The main thrust of the NT writings drives between the two extremes. Matthew brings his Gospel to its resounding climax with ‘the great commission’ to ‘Go and make disciples of all nations’ (Matt. 28: 19). Luke, in one of the canticles which was soon to become permanently lodged in Christian liturgy, already strikes the balance which is to characterize his description of the early Christian mission: a salvation ‘prepared in the presence of all peoples, a light for revelation to the Gentiles and for glory to your people Israel’ (Luke 2: 30–2). To the same effect, the text which more than any other points to the resolution of the Jew/Gentile tensions afflicting the earliest mission, where James speaking in the Jerusalem Council quotes Amos 9: 11–12: ‘After this I will return, and I will rebuild the dwelling of David which has fallen … and I will set it up, so that all other peoples may seek the Lord—even all the Gentiles over whom my name has been called’ (Acts 15: 16–17). And Paul, it is clear, saw his mission not as a turning his back on his people, but as a fulfilment of Israel's own commission as the Servant of YHWH to be a light to the nations (Gal. 1: 15, echoing Isa. 49: 1, 6), his gospel as fulfilling the promise that Abraham would be a blessing to the Gentiles (Gal. 3: 8).
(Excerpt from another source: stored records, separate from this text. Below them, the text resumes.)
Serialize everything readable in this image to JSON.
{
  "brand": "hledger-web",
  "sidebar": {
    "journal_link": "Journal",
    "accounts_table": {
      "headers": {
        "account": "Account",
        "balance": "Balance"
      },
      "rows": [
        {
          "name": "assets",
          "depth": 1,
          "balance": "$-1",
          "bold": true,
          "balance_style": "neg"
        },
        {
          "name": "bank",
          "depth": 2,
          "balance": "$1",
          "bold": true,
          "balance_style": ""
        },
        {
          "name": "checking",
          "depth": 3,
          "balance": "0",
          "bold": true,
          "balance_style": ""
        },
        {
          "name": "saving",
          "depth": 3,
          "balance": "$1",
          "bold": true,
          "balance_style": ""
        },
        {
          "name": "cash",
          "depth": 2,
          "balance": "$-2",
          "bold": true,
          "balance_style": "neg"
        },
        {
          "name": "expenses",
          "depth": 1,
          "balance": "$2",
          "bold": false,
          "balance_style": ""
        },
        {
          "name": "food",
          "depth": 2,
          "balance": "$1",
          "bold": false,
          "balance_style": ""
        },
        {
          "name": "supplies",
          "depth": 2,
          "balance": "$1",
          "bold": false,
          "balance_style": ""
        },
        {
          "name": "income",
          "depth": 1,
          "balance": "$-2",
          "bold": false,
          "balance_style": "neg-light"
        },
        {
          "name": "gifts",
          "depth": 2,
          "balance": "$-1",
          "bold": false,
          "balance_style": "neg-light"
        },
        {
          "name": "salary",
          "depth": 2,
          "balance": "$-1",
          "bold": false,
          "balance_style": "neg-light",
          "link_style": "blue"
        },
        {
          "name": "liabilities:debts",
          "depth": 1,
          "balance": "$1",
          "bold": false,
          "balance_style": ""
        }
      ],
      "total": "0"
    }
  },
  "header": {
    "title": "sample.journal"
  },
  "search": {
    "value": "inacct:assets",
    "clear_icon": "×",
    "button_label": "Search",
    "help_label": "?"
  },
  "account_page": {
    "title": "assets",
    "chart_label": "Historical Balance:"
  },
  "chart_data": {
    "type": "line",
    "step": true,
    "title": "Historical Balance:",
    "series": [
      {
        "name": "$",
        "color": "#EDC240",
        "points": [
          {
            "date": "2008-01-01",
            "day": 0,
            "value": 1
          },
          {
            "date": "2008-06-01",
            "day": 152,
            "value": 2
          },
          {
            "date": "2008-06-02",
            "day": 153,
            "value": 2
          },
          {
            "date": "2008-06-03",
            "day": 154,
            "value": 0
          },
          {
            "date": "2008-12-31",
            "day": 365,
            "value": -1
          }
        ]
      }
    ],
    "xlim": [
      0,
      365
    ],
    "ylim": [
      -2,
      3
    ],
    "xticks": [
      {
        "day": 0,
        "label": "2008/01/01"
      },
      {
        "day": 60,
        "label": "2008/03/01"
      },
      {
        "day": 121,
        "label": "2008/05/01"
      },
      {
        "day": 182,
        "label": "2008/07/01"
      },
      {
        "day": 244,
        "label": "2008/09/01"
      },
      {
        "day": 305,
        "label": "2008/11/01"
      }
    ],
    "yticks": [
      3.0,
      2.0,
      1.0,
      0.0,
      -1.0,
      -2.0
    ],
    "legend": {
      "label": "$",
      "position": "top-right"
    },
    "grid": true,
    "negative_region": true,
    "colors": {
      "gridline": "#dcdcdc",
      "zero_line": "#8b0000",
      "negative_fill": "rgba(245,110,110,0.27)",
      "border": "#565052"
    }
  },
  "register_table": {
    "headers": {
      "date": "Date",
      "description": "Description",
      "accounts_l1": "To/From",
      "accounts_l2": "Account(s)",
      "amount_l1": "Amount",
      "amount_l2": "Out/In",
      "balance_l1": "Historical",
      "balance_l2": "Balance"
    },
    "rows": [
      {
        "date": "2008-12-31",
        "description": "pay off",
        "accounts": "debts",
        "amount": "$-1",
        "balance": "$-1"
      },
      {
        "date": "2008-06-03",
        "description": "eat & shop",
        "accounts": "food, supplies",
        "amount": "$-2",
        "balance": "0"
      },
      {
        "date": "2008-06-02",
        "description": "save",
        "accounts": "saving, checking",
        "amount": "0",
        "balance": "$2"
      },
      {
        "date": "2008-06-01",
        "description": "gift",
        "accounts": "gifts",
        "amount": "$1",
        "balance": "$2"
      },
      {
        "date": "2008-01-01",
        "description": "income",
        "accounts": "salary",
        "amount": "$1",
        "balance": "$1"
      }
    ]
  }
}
The issue which this thrust of NT theology poses to Christianity has not been sufficiently acknowledged or resolved inadequately. The issue is the identity of Israel and the continuity of the Church with Israel. The fact that the very term ‘church’ (ekklēsia), used for the Christian assembly already in Matt. 16: 18 and 18: 15–17, but consistently from Acts onwards, is evidently influenced by the use of the same term in the Greek OT for the assembly of Israel, ‘the church of God’ (as in Gal. 1: 13), calls for more attention than it has received. What does James imply when he writes his letter to Christians as ‘the twelve tribes in the Diaspora’ (Jas. 1: 1), or Peter similarly to ‘the exiles of the Diaspora’ (1 Pet. 1: 1)? And what is the full force of Paul's image of the olive-tree (Israel) from which branches (unbelieving Israel) have been broken off and wild branches (believing Gentiles) grafted in, with the prospect of the broken branches being restored (Rom. 11: 17–24)? An image not of the old tree uprooted and replaced by another. In all these cases there is a sense of Israel redefined, not in ethnic terms but in terms of God's call (Rom. 9: 6–9), an Israel which includes not Jews only but also Gentiles (9: 24–6). This more nuanced understanding of Israel does not give warrant to traditional Christian supersessionism, but what it means for Christian self-understanding and for Christian relationships with Jews becomes a major item for a Christian theology in which NT theology reflects the complexity of the issue but ultimately proffers to serve as a moderator and arbiter. Who are the people of God? If the OT demonstrates that Gentiles posed troubling questions to the identity of Israel, we should not be surprised if the NT demonstrates that Jews pose not dissimilar questions to the identity of Christians. Such is the grist which provides the grain of NT theology.